Tim, the son of a great barrister, and himself studying for the bar, saw the drift of the question and would have understood, even if he had not seen the avaricious gleam in the man’s eyes.
“You’d put him into an asylum and control his estate, eh?” he asked with a cold smile. “I’m afraid that you cannot rely upon us for help.”
The man went red.
“Not that exactly,” he said awkwardly. “And listen, young fellow..,” he paused. “When you see Colson, I’d take it as a favour if you didn’t mention the fact that you’ve seen me…I’m going to walk down to the lock…you’ll find your way up between those poplars…so long!”
And turning abruptly he went stumbling through the bushes and was almost at once out of sight.
“What a lad!” said Chap admiringly. “And what a scheme! And to jump it at us straight away almost without an introduction — that fellow will never need a nerve tonic.”
“How did Mr. Colson know I was coming?” asked Elsie in wonder.
Tim was not prepared with an answer. After some difficulty they found the scarcely worn track that led up through the trees, and a quarter of an hour’s stiff climb brought them to the crest and in view of the house.
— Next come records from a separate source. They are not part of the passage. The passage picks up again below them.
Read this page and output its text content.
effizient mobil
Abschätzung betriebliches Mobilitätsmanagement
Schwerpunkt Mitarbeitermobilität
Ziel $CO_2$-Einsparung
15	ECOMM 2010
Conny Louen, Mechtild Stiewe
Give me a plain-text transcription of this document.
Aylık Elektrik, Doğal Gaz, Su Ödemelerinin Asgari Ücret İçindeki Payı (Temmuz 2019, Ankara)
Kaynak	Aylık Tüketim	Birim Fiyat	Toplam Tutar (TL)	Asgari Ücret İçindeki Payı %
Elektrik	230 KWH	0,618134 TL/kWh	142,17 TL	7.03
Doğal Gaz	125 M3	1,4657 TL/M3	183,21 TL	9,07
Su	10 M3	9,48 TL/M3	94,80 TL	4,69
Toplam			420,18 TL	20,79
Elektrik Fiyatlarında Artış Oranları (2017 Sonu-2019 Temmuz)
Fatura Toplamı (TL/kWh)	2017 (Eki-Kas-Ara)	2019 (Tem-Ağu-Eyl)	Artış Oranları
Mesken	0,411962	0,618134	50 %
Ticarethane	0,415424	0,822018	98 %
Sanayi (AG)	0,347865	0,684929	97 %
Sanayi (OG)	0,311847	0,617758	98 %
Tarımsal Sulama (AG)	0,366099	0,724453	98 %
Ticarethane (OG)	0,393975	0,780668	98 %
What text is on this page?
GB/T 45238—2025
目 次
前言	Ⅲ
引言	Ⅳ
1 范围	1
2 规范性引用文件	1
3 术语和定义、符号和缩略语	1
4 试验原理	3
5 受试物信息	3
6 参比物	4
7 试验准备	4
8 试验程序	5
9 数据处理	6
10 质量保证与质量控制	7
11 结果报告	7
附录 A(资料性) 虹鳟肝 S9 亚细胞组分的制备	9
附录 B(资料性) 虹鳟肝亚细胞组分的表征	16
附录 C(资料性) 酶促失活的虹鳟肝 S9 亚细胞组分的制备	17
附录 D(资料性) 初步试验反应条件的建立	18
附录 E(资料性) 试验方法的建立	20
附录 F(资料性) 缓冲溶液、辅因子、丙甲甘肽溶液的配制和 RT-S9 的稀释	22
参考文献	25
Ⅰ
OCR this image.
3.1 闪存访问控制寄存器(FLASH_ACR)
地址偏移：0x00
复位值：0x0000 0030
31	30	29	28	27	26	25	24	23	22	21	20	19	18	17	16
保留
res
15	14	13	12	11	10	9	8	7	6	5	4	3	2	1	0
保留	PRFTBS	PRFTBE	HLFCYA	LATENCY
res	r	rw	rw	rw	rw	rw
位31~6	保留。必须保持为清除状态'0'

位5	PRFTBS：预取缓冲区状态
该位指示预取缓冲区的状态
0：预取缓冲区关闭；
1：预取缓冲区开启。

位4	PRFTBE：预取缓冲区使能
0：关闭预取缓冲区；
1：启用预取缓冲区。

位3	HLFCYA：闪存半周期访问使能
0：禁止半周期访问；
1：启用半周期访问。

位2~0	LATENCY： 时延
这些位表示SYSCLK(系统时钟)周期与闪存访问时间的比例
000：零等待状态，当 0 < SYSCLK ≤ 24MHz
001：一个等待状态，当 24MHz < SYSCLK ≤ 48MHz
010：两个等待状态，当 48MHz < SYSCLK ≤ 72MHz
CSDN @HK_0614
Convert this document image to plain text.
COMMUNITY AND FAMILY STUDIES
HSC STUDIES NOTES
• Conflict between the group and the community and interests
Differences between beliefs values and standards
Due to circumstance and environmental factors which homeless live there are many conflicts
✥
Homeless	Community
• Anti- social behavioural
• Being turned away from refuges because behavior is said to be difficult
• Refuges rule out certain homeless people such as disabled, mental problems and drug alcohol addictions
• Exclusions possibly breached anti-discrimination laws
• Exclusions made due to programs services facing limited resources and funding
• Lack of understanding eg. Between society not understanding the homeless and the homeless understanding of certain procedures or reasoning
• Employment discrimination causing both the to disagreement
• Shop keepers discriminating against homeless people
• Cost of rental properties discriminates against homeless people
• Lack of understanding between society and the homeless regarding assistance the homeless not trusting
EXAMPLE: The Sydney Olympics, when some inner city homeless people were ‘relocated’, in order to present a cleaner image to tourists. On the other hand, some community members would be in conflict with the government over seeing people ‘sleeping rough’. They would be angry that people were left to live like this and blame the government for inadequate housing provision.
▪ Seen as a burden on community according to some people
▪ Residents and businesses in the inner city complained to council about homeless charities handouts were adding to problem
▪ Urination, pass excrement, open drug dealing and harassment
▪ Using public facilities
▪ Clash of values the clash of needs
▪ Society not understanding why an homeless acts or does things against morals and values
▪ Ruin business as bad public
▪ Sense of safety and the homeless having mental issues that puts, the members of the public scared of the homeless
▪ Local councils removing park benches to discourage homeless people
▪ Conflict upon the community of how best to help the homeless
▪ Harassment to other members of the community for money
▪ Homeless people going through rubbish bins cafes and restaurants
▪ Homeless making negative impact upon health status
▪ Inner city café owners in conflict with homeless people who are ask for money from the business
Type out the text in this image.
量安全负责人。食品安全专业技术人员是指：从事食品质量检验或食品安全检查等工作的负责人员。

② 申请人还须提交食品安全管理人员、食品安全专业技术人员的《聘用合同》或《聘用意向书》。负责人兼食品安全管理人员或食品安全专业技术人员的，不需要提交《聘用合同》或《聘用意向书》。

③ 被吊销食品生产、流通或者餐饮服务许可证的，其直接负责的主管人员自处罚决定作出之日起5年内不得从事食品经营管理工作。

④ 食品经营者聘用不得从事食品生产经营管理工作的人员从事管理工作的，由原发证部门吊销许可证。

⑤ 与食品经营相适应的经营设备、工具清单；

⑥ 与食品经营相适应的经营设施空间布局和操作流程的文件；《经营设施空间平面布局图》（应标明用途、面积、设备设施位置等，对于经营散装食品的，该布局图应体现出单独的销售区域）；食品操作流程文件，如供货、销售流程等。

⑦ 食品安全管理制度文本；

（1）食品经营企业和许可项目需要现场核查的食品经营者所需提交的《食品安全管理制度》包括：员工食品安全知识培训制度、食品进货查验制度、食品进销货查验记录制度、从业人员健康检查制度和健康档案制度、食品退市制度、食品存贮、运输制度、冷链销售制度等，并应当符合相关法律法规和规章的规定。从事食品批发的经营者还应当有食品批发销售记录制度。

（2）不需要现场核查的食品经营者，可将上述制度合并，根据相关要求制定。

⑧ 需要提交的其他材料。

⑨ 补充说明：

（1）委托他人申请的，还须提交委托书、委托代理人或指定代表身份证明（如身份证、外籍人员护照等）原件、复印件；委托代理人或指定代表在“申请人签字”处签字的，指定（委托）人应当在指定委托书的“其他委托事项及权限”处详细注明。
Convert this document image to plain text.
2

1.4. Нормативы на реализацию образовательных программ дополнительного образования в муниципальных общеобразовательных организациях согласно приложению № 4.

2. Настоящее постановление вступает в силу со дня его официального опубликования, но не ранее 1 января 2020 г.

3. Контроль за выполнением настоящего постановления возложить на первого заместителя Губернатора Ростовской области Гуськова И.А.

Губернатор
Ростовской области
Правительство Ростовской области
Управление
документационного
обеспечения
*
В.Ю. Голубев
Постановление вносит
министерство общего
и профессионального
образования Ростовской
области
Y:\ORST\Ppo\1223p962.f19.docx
Tim had expected to find a residence in harmony with the unkempt grounds. But the first view of “Helmwood” made him gasp. A solid and handsome stone house stood behind a broad stretch of shaven lawn. Flower beds bright with the blooms of late summer surrounded the lawn and bordered the walls of the house itself. At the farther end, but attached to the building, was a stone tower, broad and squat, and on the top of this was erected a hollow structure — crisscrossed without any apparent order or method — with a network of wires which glittered in the sunlight.
“A silver wire-box aerial!” said Chap. “That is a new idea, isn’t it? Gosh, Tim! Look at the telescope!”
By the side of the tower was the bell-roof of a big observatory. The roof was closed, so that Chap’s “telescope” was largely imaginary.
“Great Moses!” said Chap awestricken. “Why, it’s as big as the Lick!”
Tim was impressed and astounded. He had guessed that the old science master was in comfortable circumstances, and knew that indeed he could afford the luxury of a car, but he had never dreamt that the professor was a man wealthy enough to own a house like this and an observatory which must have cost thousands to equip.
“Look, it’s turning!” whispered Elsie.
The big, square superstructure on the tower was moving slowly, and then Tim saw two projecting cones of some crystalline material, for they glittered dazzlingly in the sunlight.
“That is certainly new,” he said. “It is rather like the gadget they are using for the new beam transmission; or whatever they call it — and yet it isn’t—”
As he stood there, he saw a long trench window open and a bent figure come out on to the lawn. Tim hastened towards the man of science and in a few minutes Chap was introducing his sister.
“I hope you didn’t mind my coming, sir,” said Chap. “Lensman told me he was calling.”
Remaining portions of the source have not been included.